Olympic Steel Inc. has a market cap of $282.3 million; its shares were traded at around $25.94 with and P/S ratio of 0.5. The dividend yield of Olympic Steel Inc. stocks is 0.3%.ZEUS is in the portfolios of Chuck Royce of Royce& Associates, Kenneth Fisher of Fisher Asset Management, LLC, Jim Simons of Renaissance Technologies LLC.

Highlight of Business Operations:

Net sales increased 73.8% to $212.8 million in the second quarter of 2010 from $122.4 million in the second quarter of 2009. Average selling prices in the second quarter of 2010 were $843 per ton, compared with $704 per ton in the second quarter of 2009, and $758 per ton in the first quarter of 2010. The increase in sales was due to increased shipments and higher selling prices in 2010 than 2009. We expect our tons sold and net sales in the third quarter of 2010 to decrease compared to the second quarter of 2010 due to normal seasonal patterns.

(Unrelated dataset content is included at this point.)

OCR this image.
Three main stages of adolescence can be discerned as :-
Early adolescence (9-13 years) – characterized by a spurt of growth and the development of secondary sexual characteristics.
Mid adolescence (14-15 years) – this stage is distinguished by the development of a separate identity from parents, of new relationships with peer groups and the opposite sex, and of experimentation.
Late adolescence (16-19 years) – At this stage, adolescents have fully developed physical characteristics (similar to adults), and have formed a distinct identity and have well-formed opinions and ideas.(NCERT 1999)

Operating expenses in the second quarter of 2010 increased $10.2 million from the second quarter of 2009. Operating expenses in the first six months of 2010 increased $10.3 million from the first six months of 2009. As a percentage of net sales, operating expenses decreased to 17.7% for the second quarter of 2010 from 22.5% in the comparable 2009 period. As a percentage of net sales, operating expenses decreased to 18.3% for the first six months of 2010 from 22.6% in the comparable 2009 period. During 2010, variable operating expenses such as distribution and selling costs have increased as a result of increased shipment levels. In order to meet increased customer production schedules, headcount, the use of temporary labor and overtime hours have all increased. In addition, during the end of the first and second quarters of 2010, we phased in pay restorations for pay originally reduced in 2009. Going forward, the impact of the pay restorations will be a quarterly expense increase of approximately $373 thousand. As of June 30, 2010, $130 thousand related to unamortized bank fees under the Credit Facility was expensed and included in the caption Administrative and general on the accompanying Consolidated Statement of Operations. Increased depreciation expense is associated with the capitalization of our new business system and other capital projects completed in 2009.

Interest and other expense on debt totaled $521 thousand for the second quarter of 2010 compared to $1.1 million for the second quarter of 2009. Interest and other expense on debt totaled $1.0 million for the first six months of 2010 compared to $1.3 million for the first six months of 2009. Our effective borrowing rate, exclusive of deferred financing fees and commitment fees, was 5.6% for the first six months of 2010 compared to 3.4% for the first six months of 2009. The decrease in interest and other expense on debt in 2010 was primarily attributable to lower amounts of borrowings.

before income taxes totaled $7.9 million, compared to a loss before income taxes of $96.5 million in the first six months of 2009. An income tax provision of 37.0% was recorded for the first six months of 2010, compared to an income tax benefit of 38.6% for the first six months of 2009. The decrease in the effective tax rate in the second quarter of 2010, is mainly attributable to the impact of the manufacturers production deduction. The majority of the tax benefit from 2009 represents the tax effect of operating losses that were carried back to prior years, resulting in a cash refund of $38.2 million received in April 2010. Income taxes refunded, net of income taxes paid, during the first six months of 2010 and 2009, respectively, totaled $37.4 million and $2.0 million.

Net income for the second quarter of 2010 totaled $3.3 million or $0.30 per basic and diluted share, compared to a loss of $33.8 million or $3.11 per basic and diluted share for the second quarter of 2009. Net income for the first six months of 2010 totaled $5.0 million or $0.45 per diluted share, compared to a net loss of $59.3 million or $5.45 per basic and diluted share for the first six months of 2009.

Working capital at June 30, 2010 totaled $161.3 million, a $12.7 million increase from December 31, 2009. The increase was primarily attributable to a $48.8 million increase in accounts receivable (resulting from higher sales volumes and sales prices) and a $48.2 million increase in inventories, partially offset by a $39.9 million decrease in income taxes receivable and deferred (related to the receipt of a $38.2 million income tax refund in April 2010), a $35.1 million increase in accounts payable (associated with higher steel prices and increased steel purchases) and a $6.2 million increase in accrued expenses.